As with any good idea, Them! had many imitators, notably Beginning of the End (1957), which featured giant grasshoppers and The Wasp Woman (1959), in which a woman is transformed after using cosmetics that were made with wasp jelly. This subgenre mutated out of nuclear horror and into eco-horror in the 1970's with movies like Bug (1975), which features giant, fire-starting cockroaches; Kingdom of the Spiders (1977), which is pretty obvious; and Frogs (1972), which features evil frogs that are trying to kill a young Sam Elliott.
At the same time, other films that were less explicit in their atomic linkage, but no less cautionary. For example, Invasion of the Body Snatchers (1956) featured giant foaming watermelon "pods" that replaced people with perfect, unemotional copies. While the monsters were an alien force, it's notable that the pods grew in fields, where they often transformed their victims. Most of the pundits of the day noted that the film was a thinly-veiled attack on McCarthyism, but it's hard to miss the distrust of nature that underlies much of the movie. Considering the fact that this period marks the real beginning of suburban tract housing, it's easy to imagine a nascent eco-consciousness creeping around in the psyches of the producers!

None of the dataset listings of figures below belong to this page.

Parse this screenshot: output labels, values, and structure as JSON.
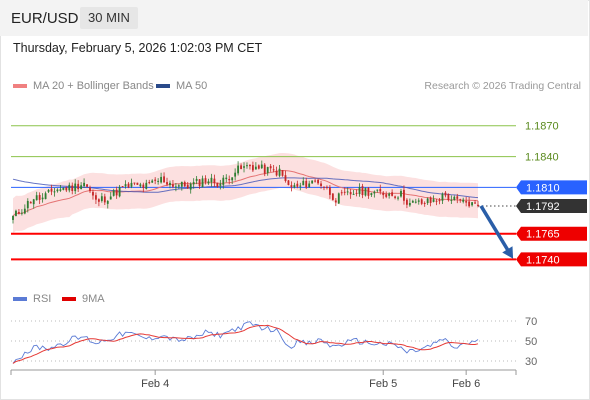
{
  "header": {
    "pair": "EUR/USD",
    "timeframe": "30 MIN",
    "datetime": "Thursday, February 5, 2026 1:02:03 PM CET"
  },
  "legend": {
    "ma20_label": "MA 20 + Bollinger Bands",
    "ma50_label": "MA 50",
    "credit": "Research © 2026 Trading Central",
    "rsi_label": "RSI",
    "rsi_ma_label": "9MA"
  },
  "colors": {
    "bull": "#2e7d32",
    "bear": "#c62828",
    "ma20": "#e57373",
    "ma50": "#3f51b5",
    "band": "#fbd6d6",
    "resistance": "#8bc34a",
    "pivot": "#2962ff",
    "support": "#ff0000",
    "current": "#333333",
    "forecast": "#2a5ea8",
    "rsi": "#5b7bd5",
    "rsi_ma": "#e53935"
  },
  "chart_data": [
    {
      "type": "candlestick",
      "ylim": [
        1.172,
        1.1895
      ],
      "x_ticks": [
        "Feb 4",
        "Feb 5",
        "Feb 6"
      ],
      "x_tick_bars": [
        48,
        125,
        153
      ],
      "bar_count": 158,
      "anchors": [
        [
          0,
          1.1781
        ],
        [
          3,
          1.1789
        ],
        [
          7,
          1.18
        ],
        [
          10,
          1.1799
        ],
        [
          14,
          1.1808
        ],
        [
          20,
          1.181
        ],
        [
          24,
          1.1815
        ],
        [
          28,
          1.1796
        ],
        [
          33,
          1.1802
        ],
        [
          36,
          1.1808
        ],
        [
          40,
          1.1812
        ],
        [
          45,
          1.1811
        ],
        [
          50,
          1.1818
        ],
        [
          55,
          1.1812
        ],
        [
          60,
          1.1812
        ],
        [
          65,
          1.1818
        ],
        [
          70,
          1.1814
        ],
        [
          75,
          1.1826
        ],
        [
          80,
          1.1831
        ],
        [
          85,
          1.1827
        ],
        [
          90,
          1.1825
        ],
        [
          93,
          1.1811
        ],
        [
          96,
          1.181
        ],
        [
          100,
          1.1815
        ],
        [
          103,
          1.1816
        ],
        [
          106,
          1.1808
        ],
        [
          109,
          1.1799
        ],
        [
          112,
          1.1802
        ],
        [
          115,
          1.1805
        ],
        [
          119,
          1.1807
        ],
        [
          123,
          1.1804
        ],
        [
          127,
          1.1804
        ],
        [
          131,
          1.1803
        ],
        [
          134,
          1.1794
        ],
        [
          138,
          1.1795
        ],
        [
          141,
          1.1796
        ],
        [
          146,
          1.1802
        ],
        [
          150,
          1.1796
        ],
        [
          153,
          1.1795
        ],
        [
          157,
          1.1792
        ]
      ],
      "levels": [
        {
          "name": "resistance-2",
          "value": 1.187,
          "label": "1.1870",
          "role": "resistance"
        },
        {
          "name": "resistance-1",
          "value": 1.184,
          "label": "1.1840",
          "role": "resistance"
        },
        {
          "name": "pivot",
          "value": 1.181,
          "label": "1.1810",
          "role": "pivot"
        },
        {
          "name": "support-1",
          "value": 1.1765,
          "label": "1.1765",
          "role": "support"
        },
        {
          "name": "support-2",
          "value": 1.174,
          "label": "1.1740",
          "role": "support"
        }
      ],
      "current_price": {
        "value": 1.1792,
        "label": "1.1792"
      },
      "forecast": {
        "from": 1.1792,
        "to": 1.1744
      }
    },
    {
      "type": "line",
      "name": "rsi-panel",
      "ylim": [
        24,
        78
      ],
      "y_ticks": [
        30,
        50,
        70
      ],
      "anchors_rsi": [
        [
          0,
          30
        ],
        [
          4,
          38
        ],
        [
          8,
          44
        ],
        [
          12,
          43
        ],
        [
          16,
          47
        ],
        [
          20,
          52
        ],
        [
          24,
          54
        ],
        [
          28,
          48
        ],
        [
          33,
          53
        ],
        [
          38,
          58
        ],
        [
          42,
          55
        ],
        [
          46,
          52
        ],
        [
          50,
          56
        ],
        [
          55,
          51
        ],
        [
          60,
          52
        ],
        [
          65,
          58
        ],
        [
          70,
          56
        ],
        [
          75,
          62
        ],
        [
          80,
          67
        ],
        [
          85,
          63
        ],
        [
          90,
          59
        ],
        [
          93,
          44
        ],
        [
          96,
          49
        ],
        [
          100,
          47
        ],
        [
          104,
          51
        ],
        [
          108,
          44
        ],
        [
          112,
          48
        ],
        [
          116,
          50
        ],
        [
          120,
          48
        ],
        [
          125,
          47
        ],
        [
          129,
          46
        ],
        [
          133,
          39
        ],
        [
          137,
          41
        ],
        [
          141,
          45
        ],
        [
          145,
          52
        ],
        [
          149,
          43
        ],
        [
          153,
          48
        ],
        [
          157,
          49
        ]
      ]
    }
  ]
}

Of course, as the only victims of an actual atomic attack, Japan got into the act as well. Movies like Godzilla (1954), Mothra (1961), and Rodan (1956) certainly demonstrated a fear of the mutating power of nuclear radiation, but the contemplative, elegiac Attack of the Mushroom People (1963) offers a more powerful lesson. Basically an updated version of Homer's Lotus Eaters, the movie features a group of pleasure boaters who end up shipwrecked on a deserted island. As they begin to starve, one after another of them starts eating a strange mushroom that grows on the island. This, of course, has terrible effects. While this film has been relegated to late-night television and creature-feature style programs, it resounds with a very powerful environmentalist message.
In Danse Macabre, Stephen King explores the way that cultural fears leach their way out through horror films. Sometimes this process is deliberate, but it usually is more subtle and accidental. While many people would argue that ecological consciousness is a post 1970's phenomenon, atomic-age horror films seem to demonstrate that, on some level, the moviegoers of the 1950's and 1960's realized that mankind's abuse of the planet was bound to have terrible consequences!